Ben Fleury-Steiner (center) with fellow veterans at the Vietnam memorial in Wilmington, Del.
Photos by Evan Krape
Ben Fleury-Steiner (center) with fellow veterans at the Vietnam memorial in Wilmington, Del.

RESEARCH | For Benjamin Fleury-Steiner, research for his new book, Disposable Heroes:The Betrayal of African American Veterans, was uncomfortable and disquieting.

An associate professor of sociology, he spent months interviewing black veterans of Vietnam, Iraq and Afghanistan in the back streets of Wilmington, Del., to learn more about their service to their country and their experiences upon returning home. The book was published last fall by Rowman and Littlefield.

close-up of monument

The topic had long been on the mind of Fleury-Steiner, himself an Army veteran of Operation Desert Storm who had ducked Scud missiles in Saudi Arabia. Educated and able to take full advantage of his GI Bill benefits, he says images of homeless veterans—people who had made the sacrifice to go to war for their country and who returned to extreme poverty and neglect—haunted him and drove him to undertake research for the book.

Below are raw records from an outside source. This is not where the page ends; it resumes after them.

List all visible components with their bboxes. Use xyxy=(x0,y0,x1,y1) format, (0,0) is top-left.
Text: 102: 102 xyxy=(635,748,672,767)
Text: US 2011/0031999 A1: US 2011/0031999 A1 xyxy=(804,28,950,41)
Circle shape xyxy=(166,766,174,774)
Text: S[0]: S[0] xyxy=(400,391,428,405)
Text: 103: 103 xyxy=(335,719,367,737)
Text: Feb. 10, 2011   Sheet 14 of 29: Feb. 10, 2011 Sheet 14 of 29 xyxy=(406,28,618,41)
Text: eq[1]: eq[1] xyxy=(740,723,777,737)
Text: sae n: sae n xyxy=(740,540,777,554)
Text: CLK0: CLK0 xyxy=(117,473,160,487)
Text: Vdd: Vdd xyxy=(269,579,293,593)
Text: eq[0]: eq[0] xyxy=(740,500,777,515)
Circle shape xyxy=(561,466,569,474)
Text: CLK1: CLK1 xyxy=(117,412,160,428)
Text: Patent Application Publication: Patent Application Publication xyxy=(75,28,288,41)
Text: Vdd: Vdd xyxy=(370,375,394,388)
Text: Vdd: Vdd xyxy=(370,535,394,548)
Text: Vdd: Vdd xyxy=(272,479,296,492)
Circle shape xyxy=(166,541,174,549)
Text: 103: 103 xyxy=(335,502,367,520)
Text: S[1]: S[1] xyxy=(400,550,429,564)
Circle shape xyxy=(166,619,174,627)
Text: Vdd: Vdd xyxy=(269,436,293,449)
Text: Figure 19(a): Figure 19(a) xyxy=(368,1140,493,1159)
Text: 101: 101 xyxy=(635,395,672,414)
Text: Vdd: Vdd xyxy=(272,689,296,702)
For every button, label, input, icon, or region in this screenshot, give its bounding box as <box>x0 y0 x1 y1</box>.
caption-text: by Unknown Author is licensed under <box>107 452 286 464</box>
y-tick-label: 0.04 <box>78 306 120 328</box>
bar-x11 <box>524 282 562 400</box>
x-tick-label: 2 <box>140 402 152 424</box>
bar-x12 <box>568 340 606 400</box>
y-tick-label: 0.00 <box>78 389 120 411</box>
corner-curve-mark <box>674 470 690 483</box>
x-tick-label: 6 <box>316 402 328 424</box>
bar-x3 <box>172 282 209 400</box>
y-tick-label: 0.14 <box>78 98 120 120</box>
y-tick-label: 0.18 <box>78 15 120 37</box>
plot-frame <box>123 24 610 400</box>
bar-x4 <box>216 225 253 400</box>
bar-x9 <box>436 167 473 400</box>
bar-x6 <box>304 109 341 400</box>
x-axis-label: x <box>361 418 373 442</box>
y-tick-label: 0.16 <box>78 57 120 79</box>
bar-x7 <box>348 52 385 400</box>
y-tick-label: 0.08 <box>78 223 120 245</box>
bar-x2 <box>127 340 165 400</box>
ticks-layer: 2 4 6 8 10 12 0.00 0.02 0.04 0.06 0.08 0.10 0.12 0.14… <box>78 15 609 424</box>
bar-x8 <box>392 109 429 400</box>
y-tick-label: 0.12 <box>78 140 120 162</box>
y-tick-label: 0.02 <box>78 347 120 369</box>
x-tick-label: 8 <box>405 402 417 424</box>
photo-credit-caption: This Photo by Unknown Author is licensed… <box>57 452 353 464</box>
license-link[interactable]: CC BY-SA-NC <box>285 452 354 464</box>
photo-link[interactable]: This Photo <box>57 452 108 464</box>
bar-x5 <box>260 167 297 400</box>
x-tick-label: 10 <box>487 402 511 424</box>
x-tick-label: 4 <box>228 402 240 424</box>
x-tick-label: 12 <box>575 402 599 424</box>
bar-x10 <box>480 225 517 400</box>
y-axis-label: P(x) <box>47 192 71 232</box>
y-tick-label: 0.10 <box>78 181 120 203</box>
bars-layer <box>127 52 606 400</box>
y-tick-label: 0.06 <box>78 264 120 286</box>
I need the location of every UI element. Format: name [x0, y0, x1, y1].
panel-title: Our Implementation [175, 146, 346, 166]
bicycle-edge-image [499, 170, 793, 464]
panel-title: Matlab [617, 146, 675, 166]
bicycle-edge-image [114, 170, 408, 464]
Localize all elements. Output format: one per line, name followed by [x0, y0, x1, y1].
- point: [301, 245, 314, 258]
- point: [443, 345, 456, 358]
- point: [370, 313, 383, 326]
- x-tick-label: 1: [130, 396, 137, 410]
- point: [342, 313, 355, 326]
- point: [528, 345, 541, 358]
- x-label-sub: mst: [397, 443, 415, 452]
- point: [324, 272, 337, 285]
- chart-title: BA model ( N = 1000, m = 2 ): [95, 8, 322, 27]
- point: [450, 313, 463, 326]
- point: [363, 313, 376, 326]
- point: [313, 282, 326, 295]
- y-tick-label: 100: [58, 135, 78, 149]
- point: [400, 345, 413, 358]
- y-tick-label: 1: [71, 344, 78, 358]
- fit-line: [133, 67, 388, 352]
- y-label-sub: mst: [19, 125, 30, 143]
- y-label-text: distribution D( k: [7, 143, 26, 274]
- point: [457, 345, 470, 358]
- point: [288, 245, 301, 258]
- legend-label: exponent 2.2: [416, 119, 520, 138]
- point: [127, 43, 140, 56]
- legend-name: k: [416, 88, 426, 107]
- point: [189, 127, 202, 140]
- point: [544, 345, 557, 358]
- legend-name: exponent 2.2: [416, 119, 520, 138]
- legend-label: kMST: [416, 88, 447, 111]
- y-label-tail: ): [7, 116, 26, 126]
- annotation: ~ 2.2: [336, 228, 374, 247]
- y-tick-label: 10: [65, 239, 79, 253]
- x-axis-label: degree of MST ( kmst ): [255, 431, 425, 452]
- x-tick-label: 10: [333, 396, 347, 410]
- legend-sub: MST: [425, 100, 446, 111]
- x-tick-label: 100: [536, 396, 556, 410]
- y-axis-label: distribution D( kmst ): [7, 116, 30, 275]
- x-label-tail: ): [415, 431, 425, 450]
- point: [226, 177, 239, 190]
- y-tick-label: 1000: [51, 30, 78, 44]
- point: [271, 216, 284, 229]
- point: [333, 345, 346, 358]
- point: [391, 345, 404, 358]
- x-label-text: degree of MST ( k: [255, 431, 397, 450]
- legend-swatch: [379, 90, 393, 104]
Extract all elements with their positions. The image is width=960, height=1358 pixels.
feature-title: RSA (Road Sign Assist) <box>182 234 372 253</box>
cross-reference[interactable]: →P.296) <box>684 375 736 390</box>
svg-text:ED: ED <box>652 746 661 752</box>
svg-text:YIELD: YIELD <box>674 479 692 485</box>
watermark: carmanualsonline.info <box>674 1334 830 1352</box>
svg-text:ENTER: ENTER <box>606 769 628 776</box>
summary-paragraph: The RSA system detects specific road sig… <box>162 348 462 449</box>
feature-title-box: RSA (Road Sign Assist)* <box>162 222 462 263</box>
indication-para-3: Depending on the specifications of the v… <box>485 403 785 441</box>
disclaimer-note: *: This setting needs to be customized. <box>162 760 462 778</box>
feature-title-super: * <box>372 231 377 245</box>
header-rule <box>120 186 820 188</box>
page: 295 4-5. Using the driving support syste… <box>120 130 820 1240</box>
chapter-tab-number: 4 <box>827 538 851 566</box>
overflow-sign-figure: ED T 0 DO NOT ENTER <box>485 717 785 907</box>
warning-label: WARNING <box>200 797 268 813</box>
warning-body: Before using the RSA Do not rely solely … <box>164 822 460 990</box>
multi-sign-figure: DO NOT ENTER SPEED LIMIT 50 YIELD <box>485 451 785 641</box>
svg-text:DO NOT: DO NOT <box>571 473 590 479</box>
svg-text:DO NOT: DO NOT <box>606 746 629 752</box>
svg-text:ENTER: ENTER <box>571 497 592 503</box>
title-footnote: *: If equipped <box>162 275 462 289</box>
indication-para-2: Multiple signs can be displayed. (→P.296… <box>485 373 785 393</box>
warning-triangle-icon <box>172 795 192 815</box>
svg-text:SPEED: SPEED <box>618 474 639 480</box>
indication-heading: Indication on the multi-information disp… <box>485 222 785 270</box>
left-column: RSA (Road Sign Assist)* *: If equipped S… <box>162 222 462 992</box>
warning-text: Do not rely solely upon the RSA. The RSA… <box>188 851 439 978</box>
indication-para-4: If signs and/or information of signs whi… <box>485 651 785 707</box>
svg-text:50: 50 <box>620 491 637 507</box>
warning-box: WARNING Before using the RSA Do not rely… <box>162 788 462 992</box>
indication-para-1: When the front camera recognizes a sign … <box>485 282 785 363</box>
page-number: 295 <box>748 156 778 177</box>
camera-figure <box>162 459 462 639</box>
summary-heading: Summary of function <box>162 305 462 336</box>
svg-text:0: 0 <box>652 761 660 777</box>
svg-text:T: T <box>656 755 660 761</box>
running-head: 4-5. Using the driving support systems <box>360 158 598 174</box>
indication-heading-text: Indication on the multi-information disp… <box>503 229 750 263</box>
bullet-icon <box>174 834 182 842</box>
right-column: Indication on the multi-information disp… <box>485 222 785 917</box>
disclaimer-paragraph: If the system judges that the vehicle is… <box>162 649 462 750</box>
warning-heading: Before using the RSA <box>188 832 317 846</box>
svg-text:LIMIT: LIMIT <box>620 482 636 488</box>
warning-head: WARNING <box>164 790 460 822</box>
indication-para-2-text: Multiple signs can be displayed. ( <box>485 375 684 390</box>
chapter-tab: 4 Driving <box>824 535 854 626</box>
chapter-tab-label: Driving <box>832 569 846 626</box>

What he found were soldiers marching on in the face of homelessness, addiction, failing health and unemployment.

“Disposable Heroes,” he writes, “begins with a simple observation: For a grossly disproportionate number of African American soldiers, the end of military service signals a return to a largely unforgiving civilian world that has little use for them.”

Fleury-Steiner began his work with interviews at Independence House in Wilmington, which provides temporary housing for men. The project later grew, taking him into impoverished neighborhoods in the city and to Baltimore, where he gained access through a chapter of the National Association of Black Veterans.

In all, he captured and shares with the reader the stories of 30 veterans. Some had been drafted, some enlisted, but all found racial oppression at home and in the service.

The stories of Vietnam veterans are particularly instructive, he says, as young men left segregated working-class neighborhoods during the upheaval of the civil rights movement, witnessed Jim Crow laws and traditions at training facilities in the South and, in at least one case, returned to find Wilmington under siege with National Guard troops patrolling the streets in the wake of the assassination of the Rev. Dr. Martin Luther King Jr.

Following the trauma of war, Fleury-Steiner says, there was the secondary trauma of knowing that “the military in which you served has occupied your neighborhood.”

In the last chapter of the book, “We Thank You for Your Service,” Fleury-Steiner points out that such encouragement expressed to veterans is empty without providing them the tools they need to successfully reintegrate into the civilian world.

And yet, the soldiers interviewed for the book are proud survivors.

“Despite everything they’ve been through, they absolutely do not want to see themselves as victims,” Fleury-Steiner says. “They are resilient, and that resilience is incredible to me. They keep driving on no matter what.”